Dentro do que a gente chama genericamente de ‘ambientalismo’ há movimentos que procuram desmistificar um pouco a ideia, que acredito que o Acordo de Paris também expresse de alguma forma, de que a poluição ambiental é ‘democrática’. Esses movimentos procuram jogar luz sobre a questão da responsabilização diferenciada sobre a geração da poluição e também sobre os impactos diferenciados dessa poluição. Essa chave de leitura pode ser utilizada quando a gente fala de mudanças climáticas, fenômenos que se expressam numa escala global ao longo de dezenas de anos?
A primeira coisa é a diferença do bônus do uso
abusivo de combustíveis fósseis. Ele beneficiou alguns apenas. Se você for
olhar em cada 40 moléculas de CO2 que tem na atmosfera hoje, uma foi colocada
lá ou pela Exxon, Chevron, BP e a Shell. Você chega a uma situação em que um
habitante médio de Luxemburgo emite 300 vezes mais que um habitante médio da
Etiópia. Então existe um abismo colossal. A gente enxerga nessa sociedade a
desigualdade entre os países, entre as classes. Essa desigualdade se revela nas
emissões de carbono. Se desenvolveu e cresceu quem tirou o carbono do subsolo e
jogou para a atmosfera, se dá assim desde a revolução industrial. Então esse é
o primeiro ponto. Mesmo que os impactos fossem, de fato, democráticos, por uma
questão histórica as responsabilidades deveriam ser de quem fez o negócio. Mas
o pior é que os impactos também são desiguais. Quem é que está em vias de
desaparecer [por causa do derretimento das calotas polares]? Parte da Flórida?

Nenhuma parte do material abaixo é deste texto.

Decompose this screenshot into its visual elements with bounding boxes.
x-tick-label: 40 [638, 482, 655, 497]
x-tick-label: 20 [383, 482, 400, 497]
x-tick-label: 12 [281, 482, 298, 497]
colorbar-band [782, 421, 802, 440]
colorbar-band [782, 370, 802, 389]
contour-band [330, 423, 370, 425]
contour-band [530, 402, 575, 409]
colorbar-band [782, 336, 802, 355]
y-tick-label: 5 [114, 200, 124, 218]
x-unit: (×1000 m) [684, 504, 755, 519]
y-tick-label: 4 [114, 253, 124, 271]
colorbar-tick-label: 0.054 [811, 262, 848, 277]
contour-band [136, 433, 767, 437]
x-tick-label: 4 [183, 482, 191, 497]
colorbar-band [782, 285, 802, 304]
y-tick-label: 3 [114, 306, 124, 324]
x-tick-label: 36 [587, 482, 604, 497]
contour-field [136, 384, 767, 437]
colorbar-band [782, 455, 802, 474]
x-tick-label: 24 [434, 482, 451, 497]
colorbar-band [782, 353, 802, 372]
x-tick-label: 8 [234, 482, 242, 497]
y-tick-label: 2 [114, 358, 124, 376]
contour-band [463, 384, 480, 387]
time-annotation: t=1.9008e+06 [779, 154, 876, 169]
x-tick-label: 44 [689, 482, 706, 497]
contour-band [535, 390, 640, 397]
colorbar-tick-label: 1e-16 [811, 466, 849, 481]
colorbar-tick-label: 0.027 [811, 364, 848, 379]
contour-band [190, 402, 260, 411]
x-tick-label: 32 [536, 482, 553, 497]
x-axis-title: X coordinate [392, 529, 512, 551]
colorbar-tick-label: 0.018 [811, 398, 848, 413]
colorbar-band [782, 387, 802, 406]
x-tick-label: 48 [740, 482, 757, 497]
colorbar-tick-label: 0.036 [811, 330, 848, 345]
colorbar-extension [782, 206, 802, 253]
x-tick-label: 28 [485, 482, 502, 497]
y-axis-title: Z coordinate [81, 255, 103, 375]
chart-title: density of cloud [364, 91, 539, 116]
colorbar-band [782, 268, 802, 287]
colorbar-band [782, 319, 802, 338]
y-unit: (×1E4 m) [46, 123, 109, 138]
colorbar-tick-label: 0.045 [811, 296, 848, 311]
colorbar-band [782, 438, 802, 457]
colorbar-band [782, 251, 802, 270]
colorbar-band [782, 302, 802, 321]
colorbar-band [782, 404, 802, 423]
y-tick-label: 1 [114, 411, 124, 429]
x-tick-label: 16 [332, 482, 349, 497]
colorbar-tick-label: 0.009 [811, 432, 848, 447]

É verdade, mas é uma fração pequena do território dos Estados Unidos, enquanto
tem países inteiros na fila: Kiribati, Tuvalu, as próprias Bahamas. Se fala até
de Bangladesh. Um estudo paleoclimático recente mostra o seguinte: nós temos
subestimado a questão da elevação do nível do mar, e isso por uma questão de
limitação dos modelos utilizados. Se a gente olhar para a última vez em que a
temperatura da Terra esteve entre 1,5 e 2 graus acima dos dias de hoje – os
números que o Acordo de Paris quer evitar – foi há 400 mil anos, e os mares
estavam entre seis e 13 metros acima dos dias atuais. Olha, 100 milhões de
pessoas só em Bangladesh moram a 10 metros do nível do mar. É um país do
tamanho do Ceará com 154 milhões de habitantes e, desses, 100 milhões moram na
zona costeira de baixa altitude. Como é que faz? A Holanda ainda vai ter como
se defender da elevação do nível do mar com aquele grande sistema de diques e
bombas. Mas o que você vai falar para os habitantes de países-ilha, o pessoal
lá das Filipinas que não tem recursos para isso, não tem nem como fazer isso na
escala necessária? De fato, são profundamente desiguais, e esse talvez seja o
aspecto mais perverso das mudanças climáticas. Quem se beneficiou com as
emissões históricas de carbono foram uns e quem mais está exposto aos impactos
são outros. De novo dá para comparar com o Titanic: está todo mundo
dentro, a primeira classe, a segunda e a terceira. Mas como não há botes
salva-vidas para todos, se tranca a terceira classe no porão.